Why cardiovascular outcomes trials matter
After the rosiglitazone safety signal in 2008, the FDA required new type 2 diabetes drugs to demonstrate that they did not increase cardiovascular risk. The cardiovascular outcomes trial (CVOT) became the standard postmarketing study: large, randomized, placebo-controlled, with a primary endpoint of major adverse cardiovascular events (the three-point MACE composite of cardiovascular death, non-fatal myocardial infarction, and non-fatal stroke). The CVOT framework is documented in the FDA guidance on cardiovascular outcomes for type 2 diabetes drug development .
The result for the GLP-1 receptor agonist class was a series of trials that demonstrated not just safety but benefit. Several of those trials produced label additions for cardiovascular risk reduction, which is now part of how the drugs are used outside the original glycemic-control indication.
LEADER: liraglutide in type 2 diabetes
LEADER randomized 9,340 adults with type 2 diabetes and high cardiovascular risk to liraglutide (titrated to 1.8 mg daily) or placebo, with a median follow-up of 3.8 years.
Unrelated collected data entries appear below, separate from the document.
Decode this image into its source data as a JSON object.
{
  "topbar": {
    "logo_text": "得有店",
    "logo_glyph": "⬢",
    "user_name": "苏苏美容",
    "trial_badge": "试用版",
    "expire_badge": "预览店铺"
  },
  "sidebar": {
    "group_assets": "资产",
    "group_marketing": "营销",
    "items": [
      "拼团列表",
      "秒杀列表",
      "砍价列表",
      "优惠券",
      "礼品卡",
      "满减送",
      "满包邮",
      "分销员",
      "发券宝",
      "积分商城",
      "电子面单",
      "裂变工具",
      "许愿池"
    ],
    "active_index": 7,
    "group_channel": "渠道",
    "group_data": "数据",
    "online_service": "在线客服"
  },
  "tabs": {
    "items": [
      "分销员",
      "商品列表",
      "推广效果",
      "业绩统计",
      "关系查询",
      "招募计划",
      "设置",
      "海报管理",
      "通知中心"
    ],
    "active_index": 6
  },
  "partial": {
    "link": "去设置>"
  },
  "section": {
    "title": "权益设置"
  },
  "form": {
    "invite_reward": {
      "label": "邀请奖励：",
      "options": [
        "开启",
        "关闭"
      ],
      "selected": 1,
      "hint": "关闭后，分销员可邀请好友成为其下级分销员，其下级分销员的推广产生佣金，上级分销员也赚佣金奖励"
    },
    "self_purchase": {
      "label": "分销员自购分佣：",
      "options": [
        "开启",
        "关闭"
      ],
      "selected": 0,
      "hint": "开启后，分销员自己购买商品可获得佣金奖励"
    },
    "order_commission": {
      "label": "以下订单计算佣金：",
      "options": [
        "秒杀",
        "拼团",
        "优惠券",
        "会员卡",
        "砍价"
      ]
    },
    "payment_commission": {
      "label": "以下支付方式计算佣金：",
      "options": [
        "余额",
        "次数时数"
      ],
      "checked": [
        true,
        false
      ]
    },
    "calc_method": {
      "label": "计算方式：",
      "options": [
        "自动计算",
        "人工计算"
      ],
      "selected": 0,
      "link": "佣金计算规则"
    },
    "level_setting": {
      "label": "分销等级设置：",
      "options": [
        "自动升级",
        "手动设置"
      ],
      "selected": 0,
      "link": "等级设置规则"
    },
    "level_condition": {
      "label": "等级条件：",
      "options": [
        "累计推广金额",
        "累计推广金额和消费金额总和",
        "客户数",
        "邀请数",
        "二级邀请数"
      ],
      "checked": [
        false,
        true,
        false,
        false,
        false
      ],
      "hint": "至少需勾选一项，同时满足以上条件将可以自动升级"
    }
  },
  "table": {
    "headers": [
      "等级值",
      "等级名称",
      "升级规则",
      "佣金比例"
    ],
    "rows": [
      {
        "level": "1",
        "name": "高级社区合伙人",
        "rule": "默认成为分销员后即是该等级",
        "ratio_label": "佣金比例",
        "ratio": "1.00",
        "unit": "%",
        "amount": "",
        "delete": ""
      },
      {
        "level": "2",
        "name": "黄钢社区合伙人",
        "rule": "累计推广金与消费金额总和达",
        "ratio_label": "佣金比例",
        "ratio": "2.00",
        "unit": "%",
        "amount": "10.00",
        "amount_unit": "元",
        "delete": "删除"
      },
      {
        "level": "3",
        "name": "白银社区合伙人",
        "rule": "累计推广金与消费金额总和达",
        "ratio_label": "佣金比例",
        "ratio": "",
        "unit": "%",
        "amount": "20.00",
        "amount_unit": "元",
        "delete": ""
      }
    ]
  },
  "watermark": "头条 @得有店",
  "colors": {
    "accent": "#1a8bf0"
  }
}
The primary endpoint (3-point MACE) occurred in 13.0 percent of the liraglutide arm versus 14.9 percent of placebo, a hazard ratio of 0.87 (95 percent CI 0.78 to 0.97, p less than 0.001 for non-inferiority and p equal to 0.01 for superiority). Cardiovascular death was reduced 22 percent (HR 0.78) and all-cause mortality 15 percent (HR 0.85) .
LEADER is the trial that supported the cardiovascular indication added to the Victoza (liraglutide) label in 2017. The Saxenda (liraglutide 3.0 mg) obesity label does not carry the same indication; LEADER was conducted at the diabetes dose .
SUSTAIN-6: semaglutide in type 2 diabetes
SUSTAIN-6 randomized 3,297 adults with type 2 diabetes and high cardiovascular risk to subcutaneous semaglutide (0.5 mg or 1.0 mg weekly) or placebo. The primary 3-point MACE endpoint occurred in 6.6 percent of the semaglutide arm versus 8.9 percent of placebo, a hazard ratio of 0.74 (95 percent CI 0.58 to 0.95). The reduction was driven primarily by non-fatal stroke (HR 0.61). Cardiovascular death was numerically lower but did not reach statistical significance individually .
SUSTAIN-6 was conducted at semaglutide doses below the 2.4 mg weight-management dose used in STEP-1 and SELECT. The Ozempic (semaglutide injection) label cardiovascular indication is supported by SUSTAIN-6 .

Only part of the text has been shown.